Stress Solutions, Not Blame

By Kevin Meyer

Regular readers know that the "respect for people" pillar of lean is particularly important to me - in fact I consider it to be the most critical.  My organization often hears me say that 90% of problems are the result of poor processes, not people, and 9% of the remaining are probably due to poor leadership.

The FAA appears to agree.  A couple years ago I told you how the organization had created a nonpunitive reporting system for air traffic controllers to report incidents.  That led to a dramatic change, which might initially be seen as a scary negative but as most of us immediately realize is a huge positive:

New numbers released by the Federal Aviation Administration show reports of air-traffic errors have nearly doubled in three years.
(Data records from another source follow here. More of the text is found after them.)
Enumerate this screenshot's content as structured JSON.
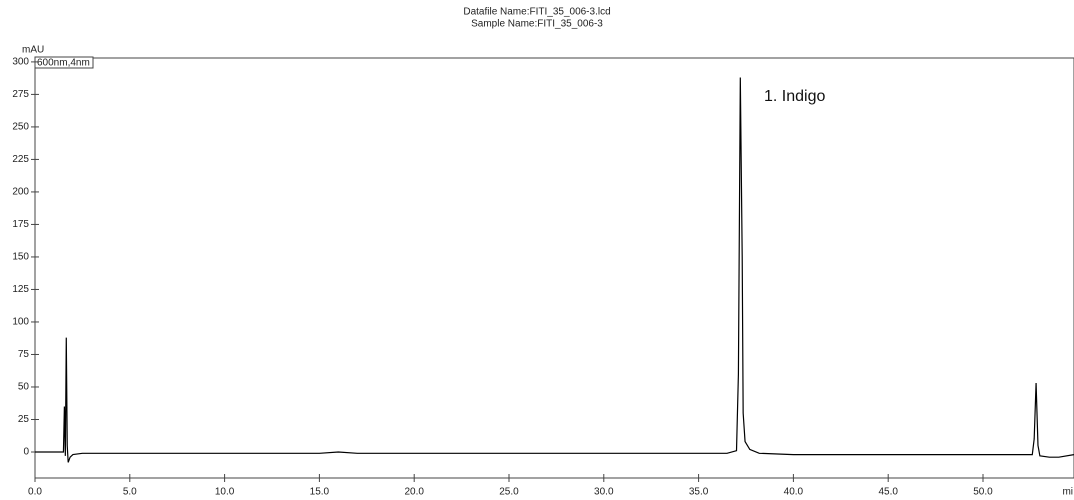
{
  "chart_data": {
    "type": "line",
    "title": "Datafile Name:FITI_35_006-3.lcd",
    "subtitle": "Sample Name:FITI_35_006-3",
    "y_label": "mAU",
    "x_label": "mi",
    "annotation": "1. Indigo",
    "series": [
      {
        "name": "600nm,4nm",
        "color": "#000000",
        "x": [
          0,
          1.5,
          1.55,
          1.6,
          1.65,
          1.7,
          1.75,
          1.85,
          2.0,
          2.5,
          5,
          10,
          15,
          16,
          17,
          20,
          25,
          30,
          34,
          36.5,
          37.0,
          37.1,
          37.2,
          37.3,
          37.35,
          37.45,
          37.7,
          38.2,
          40,
          45,
          50,
          52.6,
          52.7,
          52.8,
          52.9,
          53.0,
          53.5,
          54,
          54.8
        ],
        "values": [
          0,
          0,
          35,
          -3,
          88,
          5,
          -8,
          -4,
          -2,
          -1,
          -1,
          -1,
          -1,
          0,
          -1,
          -1,
          -1,
          -1,
          -1,
          -1,
          1,
          60,
          288,
          150,
          30,
          8,
          2,
          -1,
          -2,
          -2,
          -2,
          -2,
          10,
          53,
          5,
          -3,
          -4,
          -4,
          -2
        ]
      }
    ],
    "xlim": [
      0,
      54.8
    ],
    "ylim": [
      -20,
      303
    ],
    "xticks": [
      {
        "value": 0,
        "label": "0.0"
      },
      {
        "value": 5,
        "label": "5.0"
      },
      {
        "value": 10,
        "label": "10.0"
      },
      {
        "value": 15,
        "label": "15.0"
      },
      {
        "value": 20,
        "label": "20.0"
      },
      {
        "value": 25,
        "label": "25.0"
      },
      {
        "value": 30,
        "label": "30.0"
      },
      {
        "value": 35,
        "label": "35.0"
      },
      {
        "value": 40,
        "label": "40.0"
      },
      {
        "value": 45,
        "label": "45.0"
      },
      {
        "value": 50,
        "label": "50.0"
      }
    ],
    "yticks": [
      0,
      25,
      50,
      75,
      100,
      125,
      150,
      175,
      200,
      225,
      250,
      275,
      300
    ]
  }
}
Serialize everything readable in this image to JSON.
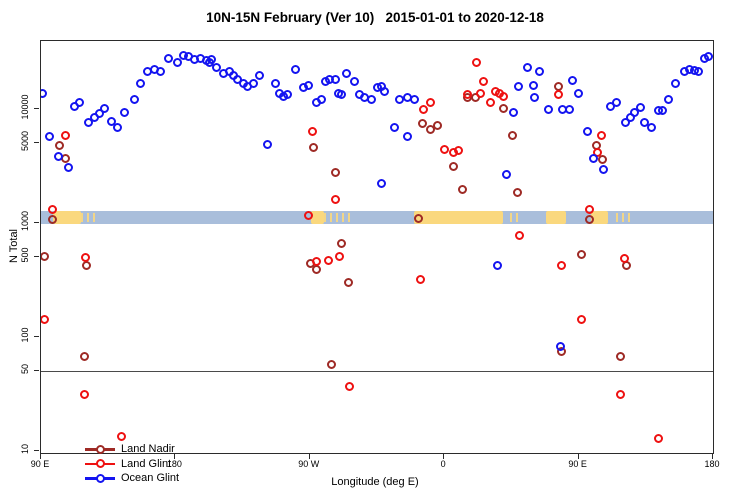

The number of reported incidents in 2007 was 1040, and that number rose to 1887 in 2010, an 81 percent increase.  This cultural change in safety reporting has produced a wealth of information to help the FAA identify potential risks in the system and take swift action to address them.

The FAA was apparently so impressed that they have now expanded the program to other functions.

Federal Aviation Administration officials announced that as part of a new "safety culture" at the agency, they would fully embrace nonpunitive reporting systems, in an effort to generate information that could expose bigger dangers.

The FAA took a half-step in that direction in 2008, creating a nonpunitive reporting system for air traffic controllers. On Wednesday, the FAA said it was expanding the program to employees who maintain radar installations and other systems.

"Make no mistake about it: We don't condone (errors)," said David Grizzle, the FAA's Chief Operating Officer. "However, we presume the good intent of our controllers and are more interested in the free flow of information than we are in punishing for errors."

The FAA's decision also points to a problem many organizations face as they improve - it's easy but very dangerous to rest on positive improvement.

In announcing the new reporting systems, the FAA cast itself as a victim of its success. FAA officials said they used to be able to measure risk by counting accidents. The fewer crashes, the better the agency was doing.

But with the commercial aviation accident rate at historically low levels -- there has not been a fatal commercial crash in three years -- the agency needs to look at other data to identify risky behaviors and incidents, and to address them.

It's analogous to a common misperception.  As a process becomes more stable, the tendency and desire is to measure less and move on to something else.  But in reality the black swans, the long tail events that hide in broad statistical analysis, are the most disruptive and dangerous.  Instead of measuring less frequently, you should measure more frequently to uncover and address the next layer of process variation.

The FAA seems to understand that - and the importance of enabling and ensuring people are part of the data collection process.  With rare exceptions the problems are in the processes, not the people.